MP me and I can help a brutha out.

----------


## Willie

HOw are you getting on with the search Big Foot.
I echo all what has been said. I picked up a garmin 62sc and it is great. Lets me plan a hunt in and out and lets me see what the lie of the land will be. Well worth the effort and while it may take a little longer to save the $'s very much worth it.

----------


## big_foot

> HOw are you getting on with the search Big Foot.
> I echo all what has been said. I picked up a garmin 62sc and it is great. Lets me plan a hunt in and out and lets me see what the lie of the land will be. Well worth the effort and while it may take a little longer to save the $'s very much worth it.


Keeping an eye out on TM, later in the year ill get a bit serious... surely someone will buy a newby for the roar and be flicking their old one off :Thumbsup:

----------


## stretch

For those of you with Garmins, feel free to download this map: https://www.dropbox.com/s/v5jzqesbv2...NZDEM.img?dl=0

It's 386MB to download, but it makes topomaps and contours much easier to interpret.

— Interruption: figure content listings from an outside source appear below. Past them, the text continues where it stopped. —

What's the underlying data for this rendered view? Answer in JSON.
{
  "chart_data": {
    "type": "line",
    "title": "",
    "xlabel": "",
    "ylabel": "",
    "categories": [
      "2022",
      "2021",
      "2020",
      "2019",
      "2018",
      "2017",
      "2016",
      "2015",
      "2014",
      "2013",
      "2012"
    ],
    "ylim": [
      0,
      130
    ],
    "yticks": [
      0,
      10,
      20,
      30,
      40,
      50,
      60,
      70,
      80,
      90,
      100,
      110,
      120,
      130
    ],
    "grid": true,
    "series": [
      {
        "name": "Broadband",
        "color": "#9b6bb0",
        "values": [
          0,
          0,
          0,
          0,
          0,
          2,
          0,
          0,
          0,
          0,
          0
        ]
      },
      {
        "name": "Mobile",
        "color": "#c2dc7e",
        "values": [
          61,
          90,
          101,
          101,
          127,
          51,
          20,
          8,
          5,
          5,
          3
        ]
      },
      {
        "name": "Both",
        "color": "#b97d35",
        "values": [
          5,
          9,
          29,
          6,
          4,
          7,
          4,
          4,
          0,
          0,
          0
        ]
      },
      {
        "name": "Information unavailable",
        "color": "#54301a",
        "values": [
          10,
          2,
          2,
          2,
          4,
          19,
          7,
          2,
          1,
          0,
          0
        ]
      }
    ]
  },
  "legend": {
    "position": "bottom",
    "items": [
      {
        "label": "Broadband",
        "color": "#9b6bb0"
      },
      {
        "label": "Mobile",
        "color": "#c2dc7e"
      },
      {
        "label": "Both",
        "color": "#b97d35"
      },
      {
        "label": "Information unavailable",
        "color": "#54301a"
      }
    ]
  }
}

It's a 3D terrain relief / hillshading map that goes under whatever topomap or streetmap you're running (I prefer MrPurple's Topomap, available from gwprojects.org/forum, or direct from here: https://www.dropbox.com/s/ub5lqwhwvi...opo50.img?dl=0)

----------


## big_foot

Does anyone know the major difference between the Garmin 60CSx and the 62?

----------


## veitnamcam

A frustrating menu on the 60

----------


## big_foot

> A frustrating menu on the 60


Any difference with the quality of maps or reception?

----------


## puku

> Any difference with the quality of maps or reception?


Im pretty sure that the 62 had the high sensitivity sensor. And that the 60 doesn't. 

Sent from my GT-I9300 using Tapatalk

----------


## thedrunkfish

I have a Rhino 650 and love it. Touch screen is good and although i had no idea when i brought it i can use it as a normal UHF radio so no need to carry the lil walkie talkies as well. Think i got it for $450 new.

----------


## Nick-D

> Im pretty sure that the 62 had the high sensitivity sensor. And that the 60 doesn't. 
> 
> Sent from my GT-I9300 using Tapatalk


The straight 60 doesnt have the HS reciever, but the 60s & csx and do. I found that out the hard way (anyone wanna buy a garmin 60? :Thumbsup: ) Even the new etrex 10, 20 & 30 do

----------


## big_foot

> The straight 60 doesnt have the HS reciever, but the 60s & csx and do. I found that out the hard way (anyone wanna buy a garmin 60?) Even the new etrex 10, 20 & 30 do


Cheers man, so all the whole 62 range has the high sensitivity receiver? im pretty sure thats what the review dude on youtube said :Thumbsup:

----------


## sakokid

If u spent any time with a 650, u will never  ever want to go back to a 62.

----------


## Gibo

> If u spent any time with a 650, u will never  ever want to go back to a 62.


What one do you have?

----------


## veitnamcam

geeze even my old etrex "H" had high sensitivity receiver, odd they would go backwards before going forward.

----------